TV Poll: Your Favorite Foreigners

  • Share
  • Read Later

littlebritain09_web.jpg
HBO photo: Michael Tackett

I recently got the first few episodes of HBO’s Little Britain USA, which the network is hoping will become America’s new favorite comic oxymoron. (If you combine Britain and the USA, don’t you get Canada?)

I’ll write more about the show later. For now, I like it well enough, just as I liked the original Little Britain well enough, but it carries over so many characters and is so similar in content and tone that I don’t entirely see the point in watching the remake as opposed to Netflixing the originals. My issues with it are the same as my issues with the original show. Some of the characters and concepts are brilliant, but the more episodes I watch, the more I wonder if I couldn’t have stopped at just one.

Most Little Britain sketches, after all, involve a familiar character playing out a familiar gag in a slightly different situation, over and over. (Yeah, “bitty.” I get it, already.) Now I realize this is a dilemma for a lot of sketch comedy shows; it’s not like I’ve never watched SNL. But because this is pretty much all Little Britain does, it eventually reaches the point of diminishing returns.
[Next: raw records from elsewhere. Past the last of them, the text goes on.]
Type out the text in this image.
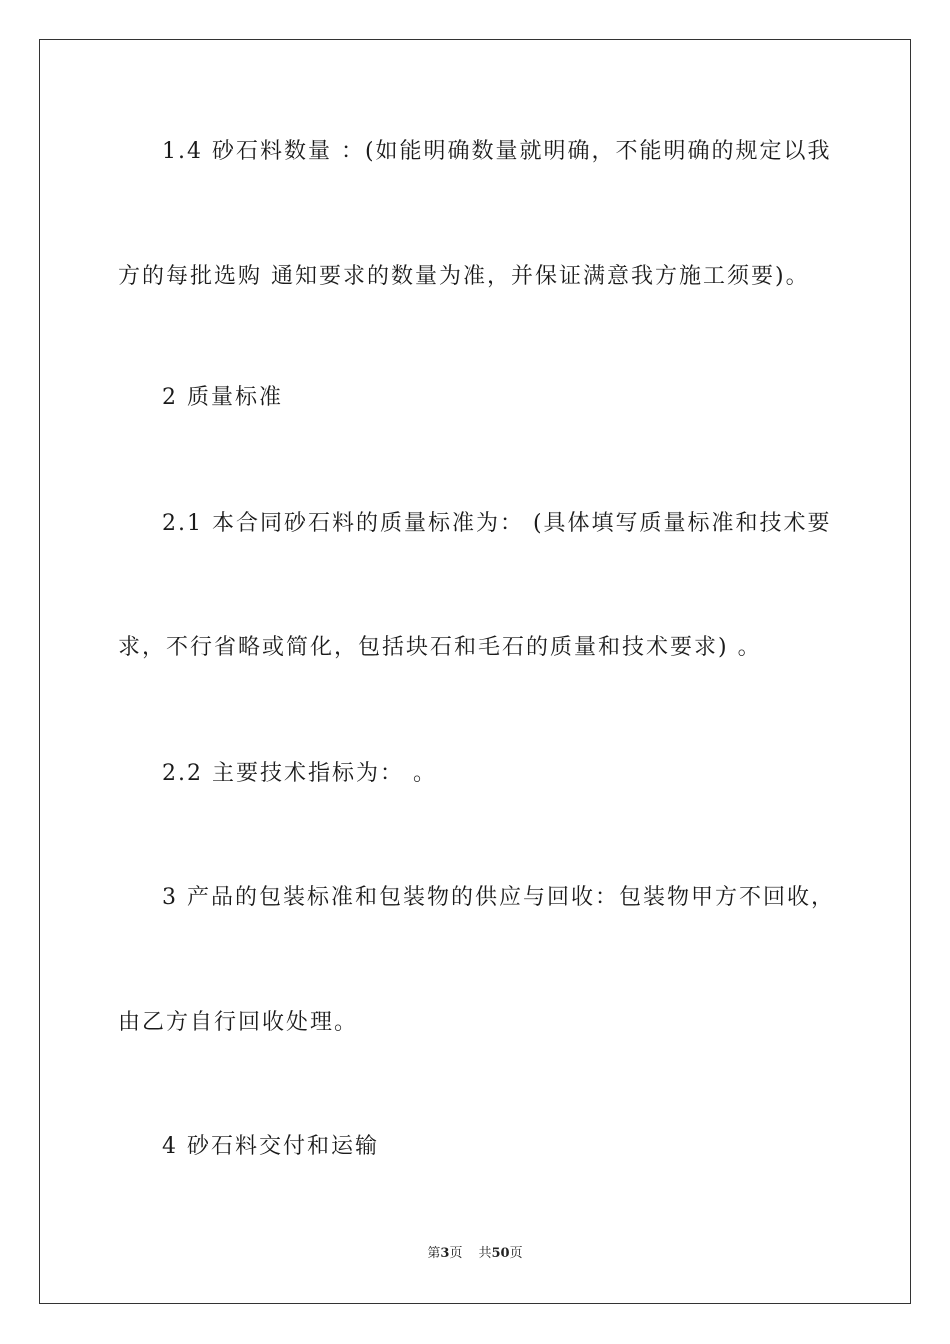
1.4 砂石料数量 ：(如能明确数量就明确，不能明确的规定以我
方的每批选购 通知要求的数量为准，并保证满意我方施工须要)。
2 质量标准
2.1 本合同砂石料的质量标准为： (具体填写质量标准和技术要
求，不行省略或简化，包括块石和毛石的质量和技术要求) 。
2.2 主要技术指标为： 。
3 产品的包装标准和包装物的供应与回收：包装物甲方不回收，
由乙方自行回收处理。
4 砂石料交付和运输
第3页 共50页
Anyway, watching Little Britain gets me thinking of another British comedy with a similar dark, gross-out sensibility: The League of Gentlemen, which was one of the first comedies BBC America imported when it started up nearly a decade ago, and still one of the best things it ever aired. What made League (to me) less repetitive is that it set its memorable characters in a single setting, a small English town mistrustful of outsiders (“This is a local shop! For local people!”), it gave them interlocking stories, and it actually had ongoing, macabre story arcs about abductions and cannibalism. All of which, beyond the sheer comic genius of the individual sketches, made the show move forward rather than simply run in place.

All of which is to say, The League of Gentlemen is my underappreciated TV import of the day. What’s yours?